Dutch cartoonist (1958–2020)

Eric Schreurs (15 September 1958, Leiden – 29 May 2020, Leiden) was a Dutch comics artist. He was the winner of the 2002 Stripschapprijs. He is most famous for his long-running humor comics series Joop Klepzeiker, in magazine Nieuwe Revu, which had satirical elements. Later in his career he was also active as a painter.

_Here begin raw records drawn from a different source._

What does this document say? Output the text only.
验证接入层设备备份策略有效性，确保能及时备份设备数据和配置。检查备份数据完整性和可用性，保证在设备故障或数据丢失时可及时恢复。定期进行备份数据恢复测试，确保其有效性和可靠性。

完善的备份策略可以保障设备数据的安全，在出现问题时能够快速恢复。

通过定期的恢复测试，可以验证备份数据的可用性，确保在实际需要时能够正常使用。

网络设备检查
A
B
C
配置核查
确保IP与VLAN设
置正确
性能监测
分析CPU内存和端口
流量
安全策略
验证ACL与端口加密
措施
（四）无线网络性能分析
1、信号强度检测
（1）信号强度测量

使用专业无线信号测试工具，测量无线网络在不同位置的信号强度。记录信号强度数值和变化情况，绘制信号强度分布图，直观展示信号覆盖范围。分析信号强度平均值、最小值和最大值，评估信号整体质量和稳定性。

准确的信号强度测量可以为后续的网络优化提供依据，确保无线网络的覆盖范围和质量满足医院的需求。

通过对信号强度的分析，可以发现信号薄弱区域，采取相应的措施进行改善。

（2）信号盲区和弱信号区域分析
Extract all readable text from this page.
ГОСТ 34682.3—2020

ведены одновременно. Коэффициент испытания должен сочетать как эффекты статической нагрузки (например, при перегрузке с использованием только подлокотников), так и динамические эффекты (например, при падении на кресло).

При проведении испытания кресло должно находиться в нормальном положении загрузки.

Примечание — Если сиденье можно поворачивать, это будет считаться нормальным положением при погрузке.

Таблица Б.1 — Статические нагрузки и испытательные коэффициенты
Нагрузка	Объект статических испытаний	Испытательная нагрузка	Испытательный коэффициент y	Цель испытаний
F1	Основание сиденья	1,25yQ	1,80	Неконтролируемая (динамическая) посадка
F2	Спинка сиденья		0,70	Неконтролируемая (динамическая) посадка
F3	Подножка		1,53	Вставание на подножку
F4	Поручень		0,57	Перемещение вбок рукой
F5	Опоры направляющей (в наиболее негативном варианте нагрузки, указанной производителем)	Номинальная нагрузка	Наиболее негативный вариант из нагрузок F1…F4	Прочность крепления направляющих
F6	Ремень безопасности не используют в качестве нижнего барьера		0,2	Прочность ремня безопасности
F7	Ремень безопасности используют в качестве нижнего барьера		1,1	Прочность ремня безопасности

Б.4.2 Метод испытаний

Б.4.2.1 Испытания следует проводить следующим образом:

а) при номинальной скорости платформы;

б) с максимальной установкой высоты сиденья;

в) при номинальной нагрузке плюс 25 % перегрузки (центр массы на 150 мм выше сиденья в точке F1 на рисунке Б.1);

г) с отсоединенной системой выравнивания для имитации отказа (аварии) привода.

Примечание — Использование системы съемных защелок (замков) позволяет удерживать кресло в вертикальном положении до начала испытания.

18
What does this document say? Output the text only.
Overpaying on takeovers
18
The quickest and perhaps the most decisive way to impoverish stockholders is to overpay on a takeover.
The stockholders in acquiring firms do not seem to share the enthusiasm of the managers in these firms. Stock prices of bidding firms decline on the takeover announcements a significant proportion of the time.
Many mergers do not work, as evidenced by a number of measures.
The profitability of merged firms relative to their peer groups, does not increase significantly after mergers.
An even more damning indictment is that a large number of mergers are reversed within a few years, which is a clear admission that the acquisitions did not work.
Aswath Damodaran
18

In his comics series "Joop Klepzeiker" Eric Schreurs depicts a Hogarthesque view on Dutch cities like Amsterdam and mocks the Dutch permissive society of the eighties and nineties: in Schreurs view, the streets and canals of Amsterdam are lined with dirt, dog poo, greasy bars and sex shops. If the main character Joop Klepzeiker, a permanent loser, goes for an outing in the park (where most dogs, humans and animals are seen practicing free love), bums and drunks will frequently try to scam him. If the Klepzeiker character gets an outing to the beach he often suffers rejection by topless bathing beauties or he will land on the nude beach by no fault of his own, trying to get out of an embarrassing situation. In a comic about a police cop (album 2) Schreurs signs the comic as "Erich von Sckreurch", creating a subtle reference from depicted authority figure to authority figures during the German occupation of the Netherlands, thus adding another layer to the comic. Schreurs also plays with his signature in other episodes, signing as E. Sururs, Eric Scrurz, Eric Schrrrs, Sreurrs, Eruk Scrurz, Sreursch ,(Album 2, Joop Klepzeiker).

His son Boris is a drag queen known as My Little Puny, who competed on season two of Drag Race Holland, placing as the runner-up of the season.